EU health commissioner resigns over tobacco inquiry
John Dalli, the EU commissioner for health, quit yesterday after an anti-fraud investigation confirmed an attempt to influence tobacco legislation at European level.
OLAF (the EU anti-fraud office) started an investigation after a complaint made last May by Swedish Match, a Swedish tobacco producer.
The company claimed that a Maltese businessman used his personal contacts with Mr Dalli to gain financial advantages and promised, in exchange, to influence future legislative proposals on tobacco products.
The claim refers in particular to the EU export ban on snus, also known as “Swedish snuff”, a tobacco derivate taken orally.
The anti-fraud office couldn’t proof Mr Dalli’s direct involvement, but said that “he was aware of these events”.
The commission stated that this fraud case has not affected the decision-making process and confirmed that no transaction occurred between the Swedish company and the businessman.
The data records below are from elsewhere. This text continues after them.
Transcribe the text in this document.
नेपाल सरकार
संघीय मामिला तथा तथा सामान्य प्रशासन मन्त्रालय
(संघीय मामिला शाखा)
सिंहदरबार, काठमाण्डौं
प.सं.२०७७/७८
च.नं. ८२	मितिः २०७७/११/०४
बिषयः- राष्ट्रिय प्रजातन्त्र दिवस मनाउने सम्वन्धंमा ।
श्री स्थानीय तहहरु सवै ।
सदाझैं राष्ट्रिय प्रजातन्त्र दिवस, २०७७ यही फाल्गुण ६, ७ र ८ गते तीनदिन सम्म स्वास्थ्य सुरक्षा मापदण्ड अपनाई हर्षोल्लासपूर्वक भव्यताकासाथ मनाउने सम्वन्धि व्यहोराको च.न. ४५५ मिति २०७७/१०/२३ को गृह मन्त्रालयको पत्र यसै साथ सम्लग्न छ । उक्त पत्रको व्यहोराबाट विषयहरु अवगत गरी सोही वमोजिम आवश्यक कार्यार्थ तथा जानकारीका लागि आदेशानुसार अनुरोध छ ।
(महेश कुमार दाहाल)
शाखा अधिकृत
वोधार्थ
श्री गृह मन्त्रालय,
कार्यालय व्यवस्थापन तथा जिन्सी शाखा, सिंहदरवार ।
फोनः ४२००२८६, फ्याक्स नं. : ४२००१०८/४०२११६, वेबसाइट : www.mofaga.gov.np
The Maltese commissioner claimed his innocence in interviews, saying he was the victim of the tobacco lobby. In a video interview published on New Europe website he said: “The fact that this directive will not see the light of day is a big gain to the tobacco industry.”
Alyn Smith, SNP member of the European Parliament’s Agricultural and Rural Development committee, expressed his deep regret for this resignation. He said: “[…] From my perspective, where I have certainly crossed swords with Mr Dalli on a number of issues, I have personally always found him willing to listen and very much on top of his brief.”
John Dalli, 64, had been involved in Maltese politics for over 25 years. He was first elected MP in 1987, was cabinet minister in several governments and served as finance minister three times. He became the EU’s commissioner for health and consumer policy in 2012.
Maros Sefcovic, the Commission vice president, will take on Dalli’s duties on an interim basis until a new Maltese commissioner is found.